Place them on a parchment paper or mat lined pan and bake for 20 minutes at 375 degrees, until lightly browned.
While the empanadas are baking, mix together 1/3 cup of white sugar and 1 teaspoon of cinnamon. I know, you were thinking we were done, and then I went and made them even better.
Perfectly cooked empanadas straight out of the oven.
Note: this is what happens when you don’t check that the edges are well sealed. Don’t worry though, I ate that one so no one would see, lol. While they’re piping hot, give them a quick roll in the cinnamon sugar, then set on a cooking rack.
Yep, they taste just as good as they look. Better maybe.

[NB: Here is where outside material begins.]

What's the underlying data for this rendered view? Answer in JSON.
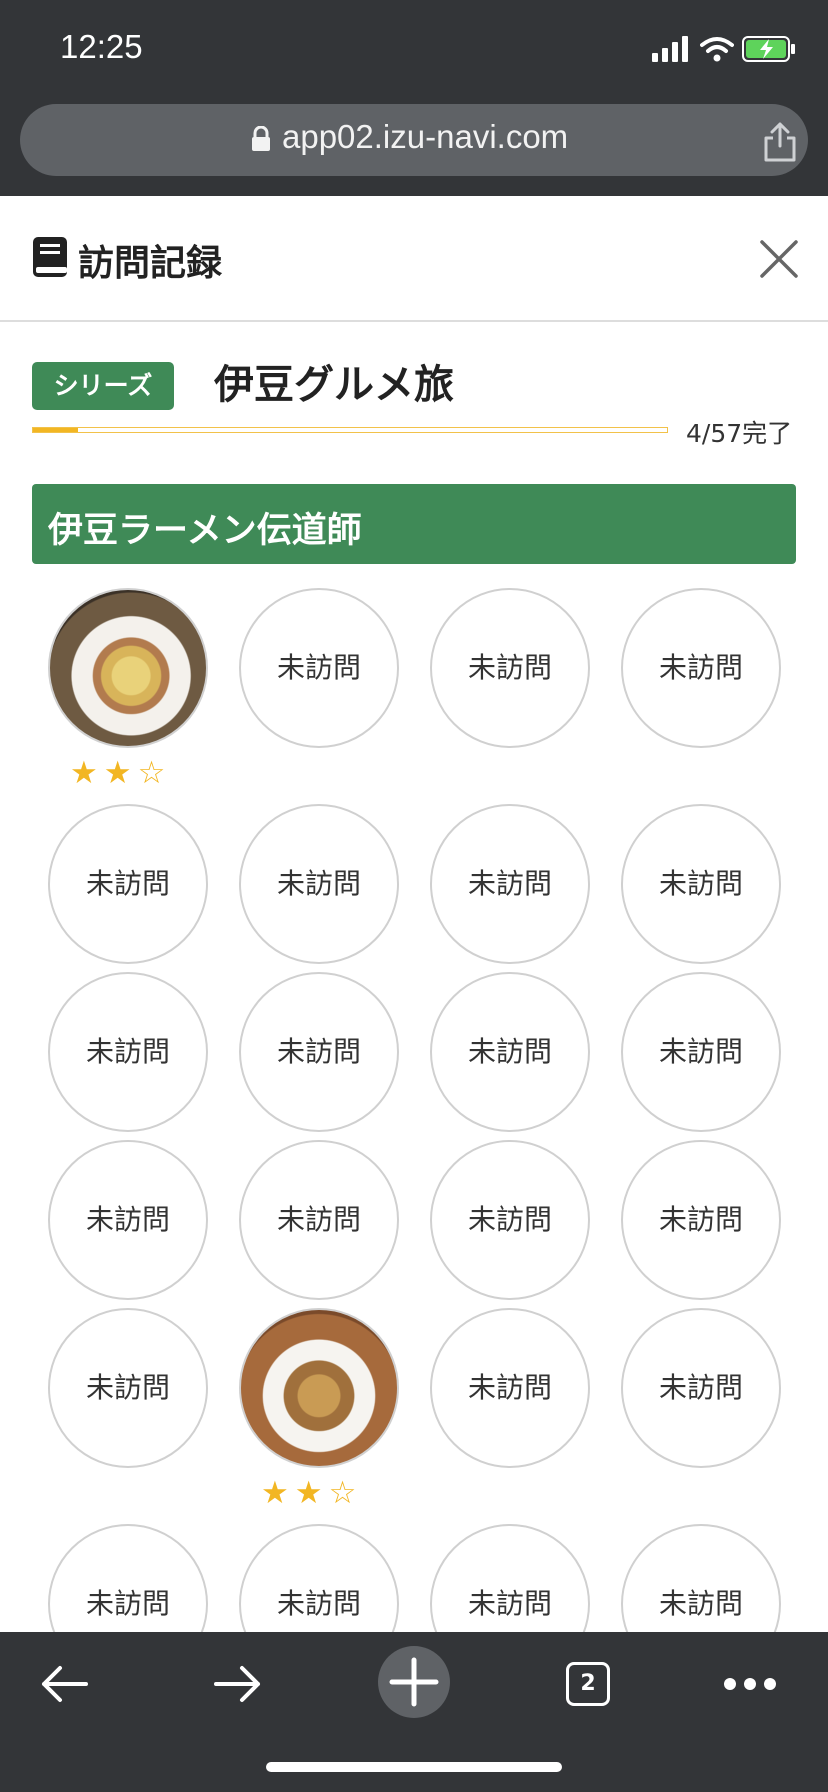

Closer, did you say? How about an inside shot too? Look at how flaky that dough is. It defies all reasoning.
I’m pretty sure that I need to make some more of these today. In fact, I’m almost positive.
Here’s the printable:
- ½ cup butter, softened
- ½ package (4oz) cream cheese, softened
- 1 cup flour
- 6 small apples, peeled, cored and diced small
- ¼ cup walnut pieces, toasted
- 3 tbsp butter
- ¼ cup brown sugar
- ¼ cup white sugar
- 1 tsp vanilla
- dash nutmeg
- ½ tsp cinnamon
- ¼ tsp salt
- 1 tsp lemon juice
- 2/3 cup white sugar
- 1 tsp cinnamon
- Preheat your oven to 375ºF, with a rack in the middle position.

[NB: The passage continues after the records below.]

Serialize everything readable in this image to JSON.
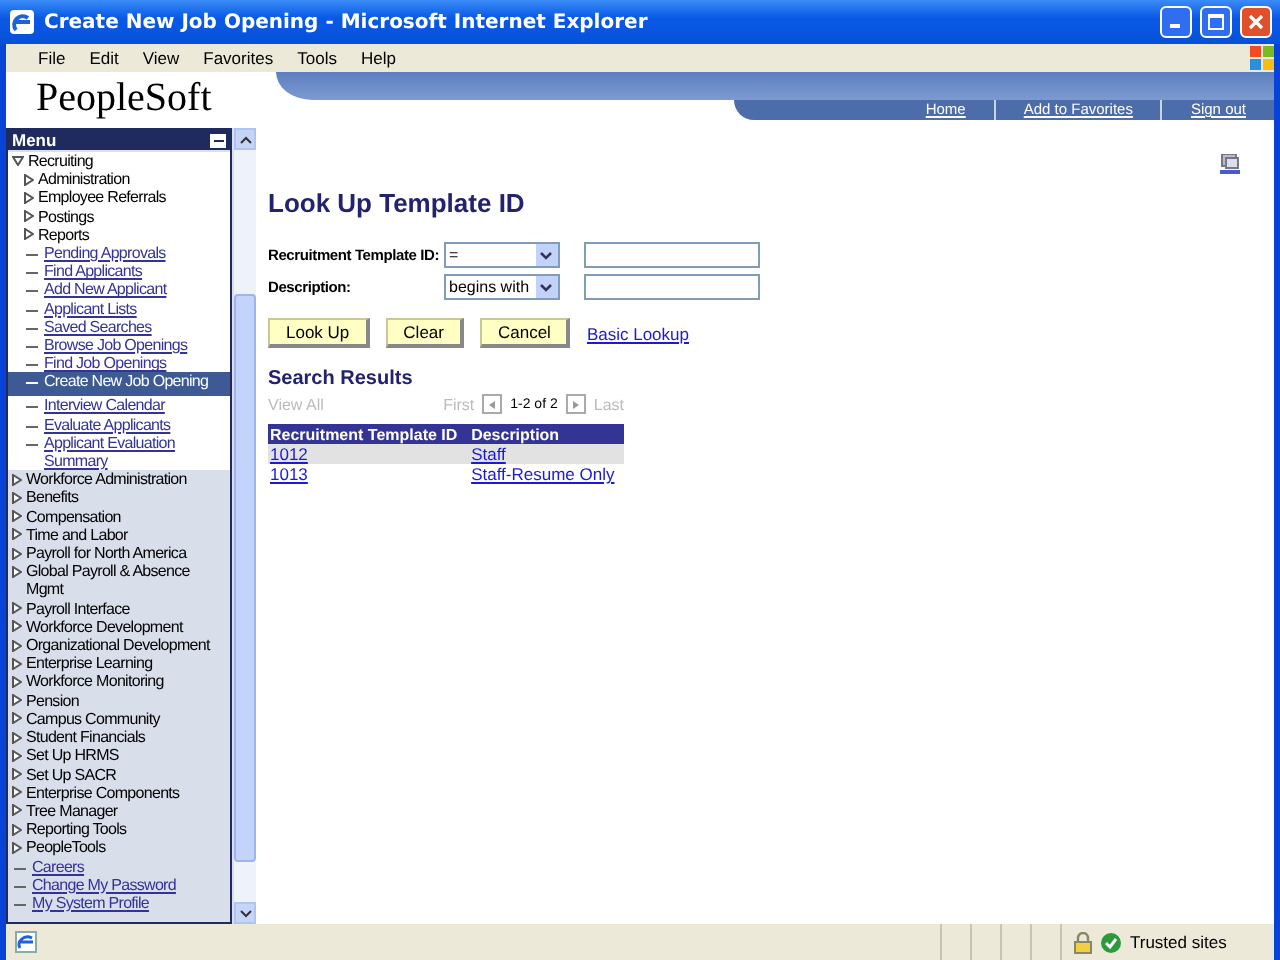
{
  "window": {
    "title": "Create New Job Opening - Microsoft Internet Explorer"
  },
  "menu_bar": [
    "File",
    "Edit",
    "View",
    "Favorites",
    "Tools",
    "Help"
  ],
  "header": {
    "logo": "PeopleSoft",
    "links": [
      "Home",
      "Add to Favorites",
      "Sign out"
    ]
  },
  "sidebar": {
    "title": "Menu",
    "items": [
      {
        "label": "Recruiting",
        "kind": "folder",
        "expanded": true,
        "children": [
          {
            "label": "Administration",
            "kind": "folder",
            "expanded": false
          },
          {
            "label": "Employee Referrals",
            "kind": "folder",
            "expanded": false
          },
          {
            "label": "Postings",
            "kind": "folder",
            "expanded": false
          },
          {
            "label": "Reports",
            "kind": "folder",
            "expanded": false
          },
          {
            "label": "Pending Approvals",
            "kind": "link",
            "selected": false
          },
          {
            "label": "Find Applicants",
            "kind": "link",
            "selected": false
          },
          {
            "label": "Add New Applicant",
            "kind": "link",
            "selected": false
          },
          {
            "label": "Applicant Lists",
            "kind": "link",
            "selected": false
          },
          {
            "label": "Saved Searches",
            "kind": "link",
            "selected": false
          },
          {
            "label": "Browse Job Openings",
            "kind": "link",
            "selected": false
          },
          {
            "label": "Find Job Openings",
            "kind": "link",
            "selected": false
          },
          {
            "label": "Create New Job Opening",
            "kind": "link",
            "selected": true
          },
          {
            "label": "Interview Calendar",
            "kind": "link",
            "selected": false
          },
          {
            "label": "Evaluate Applicants",
            "kind": "link",
            "selected": false
          },
          {
            "label": "Applicant Evaluation Summary",
            "kind": "link",
            "selected": false
          }
        ]
      },
      {
        "label": "Workforce Administration",
        "kind": "folder",
        "expanded": false
      },
      {
        "label": "Benefits",
        "kind": "folder",
        "expanded": false
      },
      {
        "label": "Compensation",
        "kind": "folder",
        "expanded": false
      },
      {
        "label": "Time and Labor",
        "kind": "folder",
        "expanded": false
      },
      {
        "label": "Payroll for North America",
        "kind": "folder",
        "expanded": false
      },
      {
        "label": "Global Payroll & Absence Mgmt",
        "kind": "folder",
        "expanded": false
      },
      {
        "label": "Payroll Interface",
        "kind": "folder",
        "expanded": false
      },
      {
        "label": "Workforce Development",
        "kind": "folder",
        "expanded": false
      },
      {
        "label": "Organizational Development",
        "kind": "folder",
        "expanded": false
      },
      {
        "label": "Enterprise Learning",
        "kind": "folder",
        "expanded": false
      },
      {
        "label": "Workforce Monitoring",
        "kind": "folder",
        "expanded": false
      },
      {
        "label": "Pension",
        "kind": "folder",
        "expanded": false
      },
      {
        "label": "Campus Community",
        "kind": "folder",
        "expanded": false
      },
      {
        "label": "Student Financials",
        "kind": "folder",
        "expanded": false
      },
      {
        "label": "Set Up HRMS",
        "kind": "folder",
        "expanded": false
      },
      {
        "label": "Set Up SACR",
        "kind": "folder",
        "expanded": false
      },
      {
        "label": "Enterprise Components",
        "kind": "folder",
        "expanded": false
      },
      {
        "label": "Tree Manager",
        "kind": "folder",
        "expanded": false
      },
      {
        "label": "Reporting Tools",
        "kind": "folder",
        "expanded": false
      },
      {
        "label": "PeopleTools",
        "kind": "folder",
        "expanded": false
      },
      {
        "label": "Careers",
        "kind": "link",
        "selected": false
      },
      {
        "label": "Change My Password",
        "kind": "link",
        "selected": false
      },
      {
        "label": "My System Profile",
        "kind": "link",
        "selected": false
      }
    ]
  },
  "lookup": {
    "title": "Look Up Template ID",
    "fields": [
      {
        "label": "Recruitment Template ID:",
        "operator": "="
      },
      {
        "label": "Description:",
        "operator": "begins with"
      }
    ],
    "buttons": [
      "Look Up",
      "Clear",
      "Cancel"
    ],
    "link": "Basic Lookup"
  },
  "results": {
    "title": "Search Results",
    "view_all": {
      "label": "View All",
      "disabled": true
    },
    "first": {
      "label": "First",
      "disabled": true
    },
    "range": "1-2 of 2",
    "last": {
      "label": "Last",
      "disabled": true
    },
    "columns": [
      "Recruitment Template ID",
      "Description"
    ],
    "rows": [
      [
        "1012",
        "Staff"
      ],
      [
        "1013",
        "Staff-Resume Only"
      ]
    ]
  },
  "status_bar": {
    "zone": "Trusted sites"
  }
}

- In the bowl of a mixer, beat the butter and cream cheese until smooth. Add the flour and beat until the dough comes together.

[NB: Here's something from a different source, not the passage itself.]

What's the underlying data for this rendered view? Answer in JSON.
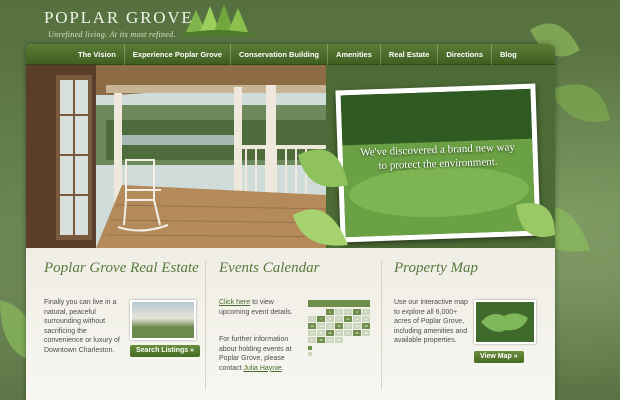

- Press into a disk, wrap in plastic wrap, and refrigerate for at least 30 minutes, or up to 24 hours.
- While the dough is in the fridge, make the filling. Melt the butter until just starting to brown, then add the diced apples. Give them a good stir to make sure they are coated in the butter. Add the brown sugar and white sugar, giving a good stir after each addition. Cook, stirring occasionally, until the apples are softened and the liquid has thickened, about 5 minutes.
- Add the vanilla, nutmeg, cinnamon, salt and lemon juice, stirring well to evenly incorporate. Turn off the heat and stir in the toasted nuts. Remove the filling to a bowl.
- Take the dough out of the fridge and roll out, on a very well floured counter, until very thin, about ?" thick.
- Use a 4" round cookie cutter to cut as many circles as you can, and re-roll the scraps once.
- Place 1 level tablespoon of filling in the center of each circle.
- Wet the edges of the circles with water, then fold into a half moon and press the edges together well. Place the folded empanadas on a parchment lined baking sheet.
- Bake for 20 minutes, until lightly browned.
- While the empanadas are baking, whisk together the sugar and cinnamon for the topping. As soon the empanadas come out of the oven roll them in the cinnamon and sugar, then set on a cooling rack. Be careful here because they're very hot.